Inilah mengapa AS melihat perlunya menutup celah yang memungkinkan AI buatan negara-negara musuh masuk ke dalam sistem pemerintahan mereka yang sangat sensitif. Jika sistem AI semacam itu disusupi malware atau pintu belakang (backdoor), maka konsekuensinya bisa sangat fatal—terutama bagi keamanan nasional dan rahasia negara.
Reaksi dan Dampaknya terhadap Dunia Teknologi Global
Rencana pelarangan ini kemungkinan besar akan menimbulkan dampak yang signifikan terhadap hubungan dagang dan teknologi internasional. Jika disahkan, RUU No Adversarial AI Act akan menjadi sinyal kuat bagi negara-negara lain untuk menilai kembali ketergantungan mereka terhadap AI asing.
Banyak negara yang kini mulai mengembangkan AI berdaulat, yakni sistem kecerdasan buatan yang dikembangkan secara lokal untuk menghindari ketergantungan pada teknologi dari negara lain. Langkah AS ini kemungkinan akan mendorong negara lain untuk mempercepat strategi semacam itu.

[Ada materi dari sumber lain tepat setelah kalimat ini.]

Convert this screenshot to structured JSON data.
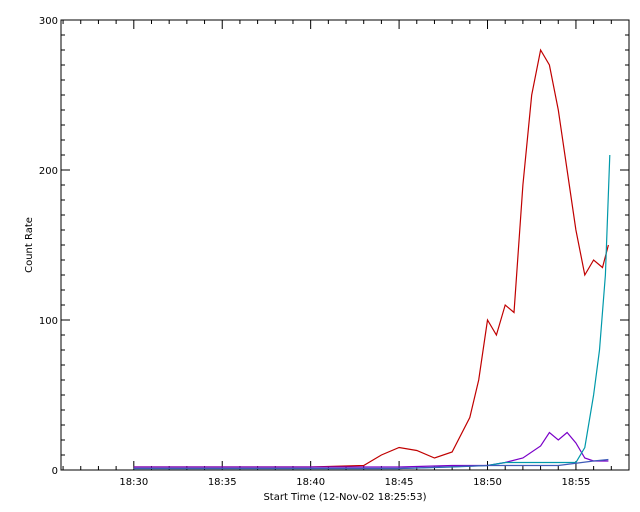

Sementara itu, perusahaan-perusahaan besar seperti OpenAI, Google, dan Microsoft juga mungkin akan semakin aktif dalam menjalin kemitraan dengan pemerintah, demi memastikan bahwa teknologi buatan mereka tidak hanya aman, tetapi juga mendukung kepentingan strategis nasional.
Kesimpulan
RUU No Adversarial AI Act menjadi tonggak penting dalam pertarungan geopolitik berbasis teknologi. Amerika Serikat secara tegas berupaya mengamankan kedaulatan digitalnya dengan melarang penggunaan sistem AI dari negara-negara yang dianggap musuh. Ini bukan hanya soal teknologi, tetapi juga tentang pengaruh, kedaulatan, dan keamanan nasional.
Di masa depan, AI akan semakin menjadi bagian dari infrastruktur vital suatu negara. Oleh karena itu, siapa yang mengendalikan teknologi, berarti mengendalikan masa depan. Dalam konteks ini, Amerika Serikat tampaknya tidak ingin mengambil risiko sedikit pun.